China is the first country in the world to classify Internet addiction as a distinct clinical disorder. Teenagers who spend more than six hours per day with online role-playing games not related to school or work are considered "addicted" to the Internet. When asked what is most real to them, most of these youth would answer "the virtual world" or "reality is too fake."

Israeli filmmakers Shosh Shlam and Hilla Medalia were given access to Daxing Boot Camp, a three-month anti-addiction program in Beijing created for patients 13 to 18 years old. In a statement they describe their film as "an emotional voyage that examines the results of Internet addiction and its effects on families and interpersonal relationships, while examining the cultural and emotional effects of this type of treatment. In addition, the film also deals with the way that Chinese society, its culture of hyper-competitiveness, seeks to control what they perceive as the extremely negative effects of the Internet."

In the opening shots, we see youth at home in a video café where they play Internet games which take them far away from the dullness of routine life attending school or squabbling with their parents at home. Then the scene shifts to a paramilitary camp (also known as a "Chinese teenager mental growth" facility) established by the government. The patients are mostly boys who view the place more as a prison than anything else. There are now hundreds of these places throughout China and South Korea. Many of the boys claim they don't need any treatment, resent their parent's role in sending them there, and call the end-goal of the treatment center as nothing more than "brainwashing."

Patients are under surveillance even as they sleep. The camps emphasize the curative effects of rigorous exercise programs supplemented by medication, group therapy, brain scans, and classroom instruction. Tao Ran, the professor who set up the first Internet addiction clinic, is firmly convinced that web addicts are "the same as heroin addicts." As we follow three Chinese teenagers in the anti-addiction program, we see that the only time they seem relaxed and happy is when they share stories about their Internet gaming experiences.

Web Junkie is a thought-provoking documentary which raises a host of timely cultural questions.
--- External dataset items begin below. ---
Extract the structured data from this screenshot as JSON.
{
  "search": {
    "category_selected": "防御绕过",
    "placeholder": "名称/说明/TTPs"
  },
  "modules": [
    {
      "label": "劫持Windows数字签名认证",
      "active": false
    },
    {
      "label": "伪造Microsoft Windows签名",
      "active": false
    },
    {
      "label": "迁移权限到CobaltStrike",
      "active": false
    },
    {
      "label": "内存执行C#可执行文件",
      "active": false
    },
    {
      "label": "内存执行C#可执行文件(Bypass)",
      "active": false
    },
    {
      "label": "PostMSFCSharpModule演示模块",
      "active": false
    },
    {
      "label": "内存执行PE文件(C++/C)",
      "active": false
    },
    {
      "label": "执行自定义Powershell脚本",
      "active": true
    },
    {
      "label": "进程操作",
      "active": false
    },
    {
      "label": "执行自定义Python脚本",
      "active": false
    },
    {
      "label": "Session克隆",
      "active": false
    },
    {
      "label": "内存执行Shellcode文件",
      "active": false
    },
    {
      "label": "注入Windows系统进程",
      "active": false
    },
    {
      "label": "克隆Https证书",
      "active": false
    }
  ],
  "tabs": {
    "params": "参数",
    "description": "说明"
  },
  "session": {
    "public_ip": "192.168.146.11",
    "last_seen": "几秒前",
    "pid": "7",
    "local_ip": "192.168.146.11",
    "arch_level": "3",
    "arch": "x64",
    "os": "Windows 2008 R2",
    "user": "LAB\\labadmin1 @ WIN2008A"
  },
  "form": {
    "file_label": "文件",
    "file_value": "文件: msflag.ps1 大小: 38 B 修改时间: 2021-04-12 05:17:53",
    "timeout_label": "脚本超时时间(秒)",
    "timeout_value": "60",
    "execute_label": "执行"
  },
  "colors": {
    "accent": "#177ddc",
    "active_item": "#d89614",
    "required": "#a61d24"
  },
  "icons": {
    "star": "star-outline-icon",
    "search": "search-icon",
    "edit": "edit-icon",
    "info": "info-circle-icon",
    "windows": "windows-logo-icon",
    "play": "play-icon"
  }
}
Among them are: Should the DSM (the official mental health diagnostic manual in the United States) recognize Internet addiction as a disorder? What roles should families, religious organizations, and schools play in teaching digital and media literacy? Has internet addiction reached a crisis point in other countries, and if it has, what kinds of treatment do you think would prove most successful? While watching this documentary, we recalled the camps set up by fundamentalist Christians to "cure" youth of their homosexuality: what challenges face these kinds of efforts at de-programming youth? How effective is the treatment of these Internet gaming addicts?

Special features on the DVD include deleted scenes.